Almost two years ago, in January 2013, I made an iPhone app. It took me about two weeks from start to finish. I ported my Access database reading library from OS X to iOS. Then I added some drawing code that I made for an app I never released, and assembled a simple app for viewing Access databases on the iPhone. I named the product “Access View” and uploaded it to the App Store.
It was initially rejected. Since I was pretty busy, I didn't really care about that. I only bothered to respond to the trivial rejection reason about a month later. After some tiring back and forth with app review, it was finally accepted and available for sale at a price of €1,79.
Initially I got nice feedback, and a bunch of feature requests. I made around 5 sales a week, so I decided to wait with implementing new features. I said to myself, if sales ever pick up, I'd start improving the app. But sales never picked up. Then iOS 7 arrived, and my app looked really outdated all of a sudden. I thought to myself, well, if I have some spare time, I'll update it to iOS 7. I never had any spare time to update it.
So now I had an outdated app in the App store, making very little revenue, and no plans to improve it. At some point I decided that I might as well make the app free. Even if I don't make any profits from it, maybe some people find it useful. It was also a sort of experiment: How many more people would download my app if it was free?
The first day that the app was free, 1000 people downloaded it.

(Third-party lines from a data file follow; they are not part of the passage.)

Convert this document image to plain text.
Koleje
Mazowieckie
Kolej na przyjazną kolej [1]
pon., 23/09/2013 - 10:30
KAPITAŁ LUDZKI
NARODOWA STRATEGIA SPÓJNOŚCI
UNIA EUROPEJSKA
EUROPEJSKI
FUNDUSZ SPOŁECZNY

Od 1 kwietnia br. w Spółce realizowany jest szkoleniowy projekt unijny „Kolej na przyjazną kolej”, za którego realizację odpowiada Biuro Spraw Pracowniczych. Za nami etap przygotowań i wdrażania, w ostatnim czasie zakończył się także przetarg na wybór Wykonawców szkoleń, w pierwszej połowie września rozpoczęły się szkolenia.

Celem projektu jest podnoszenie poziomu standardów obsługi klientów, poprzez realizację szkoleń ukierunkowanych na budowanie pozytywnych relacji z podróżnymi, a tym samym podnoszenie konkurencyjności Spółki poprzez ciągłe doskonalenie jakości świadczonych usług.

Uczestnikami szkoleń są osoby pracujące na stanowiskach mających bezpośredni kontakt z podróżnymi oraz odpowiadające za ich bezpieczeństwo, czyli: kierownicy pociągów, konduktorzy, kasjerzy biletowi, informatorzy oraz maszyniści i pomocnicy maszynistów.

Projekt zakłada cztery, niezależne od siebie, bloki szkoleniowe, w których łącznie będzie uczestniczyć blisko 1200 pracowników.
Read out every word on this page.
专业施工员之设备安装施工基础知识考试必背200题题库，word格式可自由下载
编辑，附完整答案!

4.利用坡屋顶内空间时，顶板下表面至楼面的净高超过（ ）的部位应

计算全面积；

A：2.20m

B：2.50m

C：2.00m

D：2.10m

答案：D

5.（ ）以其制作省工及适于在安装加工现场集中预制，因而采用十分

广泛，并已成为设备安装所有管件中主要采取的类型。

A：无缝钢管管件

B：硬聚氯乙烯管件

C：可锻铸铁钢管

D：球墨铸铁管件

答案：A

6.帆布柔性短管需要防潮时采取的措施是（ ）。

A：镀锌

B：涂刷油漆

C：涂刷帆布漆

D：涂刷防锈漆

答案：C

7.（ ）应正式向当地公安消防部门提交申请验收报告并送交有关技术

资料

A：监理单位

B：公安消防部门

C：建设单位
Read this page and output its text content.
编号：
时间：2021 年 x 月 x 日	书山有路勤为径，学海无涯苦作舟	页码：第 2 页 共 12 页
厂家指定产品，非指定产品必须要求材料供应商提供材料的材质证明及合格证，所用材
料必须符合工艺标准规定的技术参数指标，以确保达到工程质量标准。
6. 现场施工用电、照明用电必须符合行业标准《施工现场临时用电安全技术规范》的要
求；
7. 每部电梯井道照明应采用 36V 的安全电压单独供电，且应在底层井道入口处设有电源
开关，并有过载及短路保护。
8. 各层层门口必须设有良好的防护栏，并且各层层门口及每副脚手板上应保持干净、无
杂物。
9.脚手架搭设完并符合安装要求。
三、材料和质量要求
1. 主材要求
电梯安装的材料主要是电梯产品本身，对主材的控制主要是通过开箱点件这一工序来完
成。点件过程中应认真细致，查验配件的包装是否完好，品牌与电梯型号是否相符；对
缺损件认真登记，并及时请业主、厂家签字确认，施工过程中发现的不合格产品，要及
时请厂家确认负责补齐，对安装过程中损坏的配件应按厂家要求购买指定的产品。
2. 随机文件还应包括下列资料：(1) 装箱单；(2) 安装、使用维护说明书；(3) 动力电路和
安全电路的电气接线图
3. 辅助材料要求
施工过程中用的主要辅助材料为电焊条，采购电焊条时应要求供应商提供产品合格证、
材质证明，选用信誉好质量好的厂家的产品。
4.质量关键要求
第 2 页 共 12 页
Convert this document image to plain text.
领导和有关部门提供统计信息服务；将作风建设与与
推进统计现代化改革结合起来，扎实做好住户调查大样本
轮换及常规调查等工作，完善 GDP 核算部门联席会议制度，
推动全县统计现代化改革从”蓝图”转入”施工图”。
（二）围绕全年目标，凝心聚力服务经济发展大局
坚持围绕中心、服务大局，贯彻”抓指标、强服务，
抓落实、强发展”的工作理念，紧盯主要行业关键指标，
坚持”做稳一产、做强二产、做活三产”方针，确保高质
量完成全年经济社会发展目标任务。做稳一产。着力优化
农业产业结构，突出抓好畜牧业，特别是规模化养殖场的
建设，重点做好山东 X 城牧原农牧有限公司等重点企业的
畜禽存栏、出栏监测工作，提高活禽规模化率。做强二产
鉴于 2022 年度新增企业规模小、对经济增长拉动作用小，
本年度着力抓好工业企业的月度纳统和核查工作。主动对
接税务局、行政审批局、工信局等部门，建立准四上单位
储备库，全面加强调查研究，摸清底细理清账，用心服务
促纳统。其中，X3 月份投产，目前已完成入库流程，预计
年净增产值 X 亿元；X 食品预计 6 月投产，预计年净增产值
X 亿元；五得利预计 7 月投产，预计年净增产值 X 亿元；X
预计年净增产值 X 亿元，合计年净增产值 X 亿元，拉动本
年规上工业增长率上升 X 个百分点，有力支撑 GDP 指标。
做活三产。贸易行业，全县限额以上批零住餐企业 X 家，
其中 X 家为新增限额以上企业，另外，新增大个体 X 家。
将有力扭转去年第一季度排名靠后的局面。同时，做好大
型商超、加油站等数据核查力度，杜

I was thrilled! I was excited to see the number on the next day, and was a bit disappointed when only 350 people downloaded it. The peak was quickly gone, and stabilized at around 10 to 20 downloads per day.
I got an occasional email suggesting new features, and I always replied that I didn't have time to implement them. I figured, it would be better to have a not very good free Access reader on the store rather than none at all. And it felt good to give something away for free!
Then iOS 8 arrived. A feature in Access View broke, and users started emailing me about crashes in my app on the new iPhone. That was when I decided it was time to retire my app. I have no time to work on it, it's not generating any revenue, and it's broken. I logged into iTunes Connect, removed the app from sale, removed it from my homepage, and started writing this blog post.
Access View was downloaded by 2500 people and generated a revenue of 700€. It was my first attempt at selling an iPhone app, and for the time being it will also be my last.
I learned that even if an app takes only two weeks to develop, there's a lot of additional effort connected with distributing it on the App Store. Dealing with App review, making a website, handling customer support... all these things required more of my time than actually programming the app.
It's important to focus. I'm good at making Mac apps, and discontinuing my iPhone app leaves more time to work on MDB Viewer, PG Commander and Postgres.app.